Last week saw the unemployment rate drop below 5 per cent. Additionally, over the past year jobs growth has been strong and, contrary to what many think, predominantly full-time.

At the same time GDP growth has weakened. That juxtaposition of weak GDP growth versus strong employment growth has led to a debate on which one of these two indicators is telling the truth about Australia's economy.

The difference between the two is a healthy economy versus one at risk of stalling. So getting to the bottom of this matters.

Or is there not a conundrum at all?

If we adopt a productivity centric way of thinking about the economy then there may not be any conundrum. Namely, the combination of weak GDP growth but strong employment growth also produces weak productivity growth. Which is something Australia is also experiencing.

So is the real problem in the Australian economy just one part of the Australian Bureau of Statistics giving a different answer to another part? Or is it a more structural productivity slowdown?

If you take that second view, then the solutions to the weakness in growth need to include a renewed focus on policies that encourage investment, policies that add to human capital and policies that enable our existing investments to be used more efficiently and effectively. That in turn means a renewed focus on making sure regulation passes a genuine cost benefit analysis and achieves its intended outcomes at least cost. It means making sure Australia is able to attract investment opportunities rather than see other countries grab them.

Put simply, if the problem is a productivity slowdown then policy solutions need to be focused on lifting productivity. Everything else equal, that will in turn lift economic growth. A productivity centric view also explains the weakness in wages growth.

As the Reserve Bank governor noted in his parliamentary testimony last month, over the past 10 years productivity and real wages have increased by about the same amount.

Over the first five years wages rose more rapidly than productivity, while over the second five the reverse was the case. And over the full 10 years productivity growth has broadly matched changes in real wages.

What about the past year? Labour productivity has risen by 0.8 per cent. Real wages have risen by 0.5 per cent. That's about as in line with each other as you're ever likely to see given the challenges inherent in measuring the Australian economy.

And as the most recent Business Indicators release from the ABS showed, if we exclude the mining sector (where profits bounce around due to movements in commodity prices) then the wages bill has risen faster than profits over the past year.

The Business Indicators release also shows that profits in the non-mining sector actually fell over the second half of 2018.

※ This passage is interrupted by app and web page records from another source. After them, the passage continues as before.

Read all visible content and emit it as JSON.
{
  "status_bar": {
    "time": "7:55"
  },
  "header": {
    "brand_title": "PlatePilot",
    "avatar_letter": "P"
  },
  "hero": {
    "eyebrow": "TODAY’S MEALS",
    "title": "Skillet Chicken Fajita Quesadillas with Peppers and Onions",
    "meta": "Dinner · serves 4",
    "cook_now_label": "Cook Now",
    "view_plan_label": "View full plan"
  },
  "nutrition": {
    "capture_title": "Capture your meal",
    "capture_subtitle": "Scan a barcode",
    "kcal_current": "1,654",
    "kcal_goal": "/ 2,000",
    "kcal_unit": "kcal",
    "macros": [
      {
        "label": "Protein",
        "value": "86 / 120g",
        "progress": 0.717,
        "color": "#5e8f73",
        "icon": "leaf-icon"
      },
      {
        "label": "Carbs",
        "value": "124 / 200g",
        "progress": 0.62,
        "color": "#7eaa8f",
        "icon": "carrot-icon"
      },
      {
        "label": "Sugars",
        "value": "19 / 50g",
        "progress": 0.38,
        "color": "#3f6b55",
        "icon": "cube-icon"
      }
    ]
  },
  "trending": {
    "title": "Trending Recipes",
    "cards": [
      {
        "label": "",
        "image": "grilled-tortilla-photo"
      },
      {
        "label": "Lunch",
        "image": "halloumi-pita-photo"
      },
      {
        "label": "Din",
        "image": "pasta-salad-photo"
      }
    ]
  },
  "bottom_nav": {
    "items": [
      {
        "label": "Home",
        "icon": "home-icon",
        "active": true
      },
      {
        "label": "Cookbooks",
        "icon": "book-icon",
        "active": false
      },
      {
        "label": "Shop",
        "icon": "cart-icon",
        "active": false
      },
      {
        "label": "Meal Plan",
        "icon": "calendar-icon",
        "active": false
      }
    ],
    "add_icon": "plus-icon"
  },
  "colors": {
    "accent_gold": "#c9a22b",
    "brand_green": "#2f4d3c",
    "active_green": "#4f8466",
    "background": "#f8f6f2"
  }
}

Which highlights another problem with the GDP growth versus employment "debate". And that's that there are more than two pieces of economic data published in Australia. There are, of course, dozens of various economic indicators. So why just focus on two? With that in mind, what does the Australian economy look like if we take a broader sweep of data?

Lending to households has fallen 17.5 per cent over the past year, the National Australia Bank's long-running monthly business survey reports a large decline in business conditions over the second half of 2018 and into 2019, profits in the non-mining sector fell over the second half of 2018 and retail sales rose just 0.1 per cent in January after a 0.4 per cent fall in December. House prices in Sydney and Melbourne have been falling for a while, with house prices now having fallen in Brisbane, Darwin and Perth as well over the past year.

That really does make the concept of a GDP versus employment debate look a little more like an employment versus most of the rest of the economy debate.

Which invites the question of where to from here for jobs? Some leading indicators of employment growth, like the ANZ's job ads series, have started to soften, although that's yet to be reflected in the jobs official data, with the unemployment rate now below 5 per cent.

Here's hoping that the strength in employment will continue. Because without ongoing robust jobs growth and a low unemployment rate, it will become harder and harder to see the bright spots in our economy. And that it's becoming harder to find the bright spots also means it's high time for a renewed focus on reforms to strengthen the economy and boost productivity.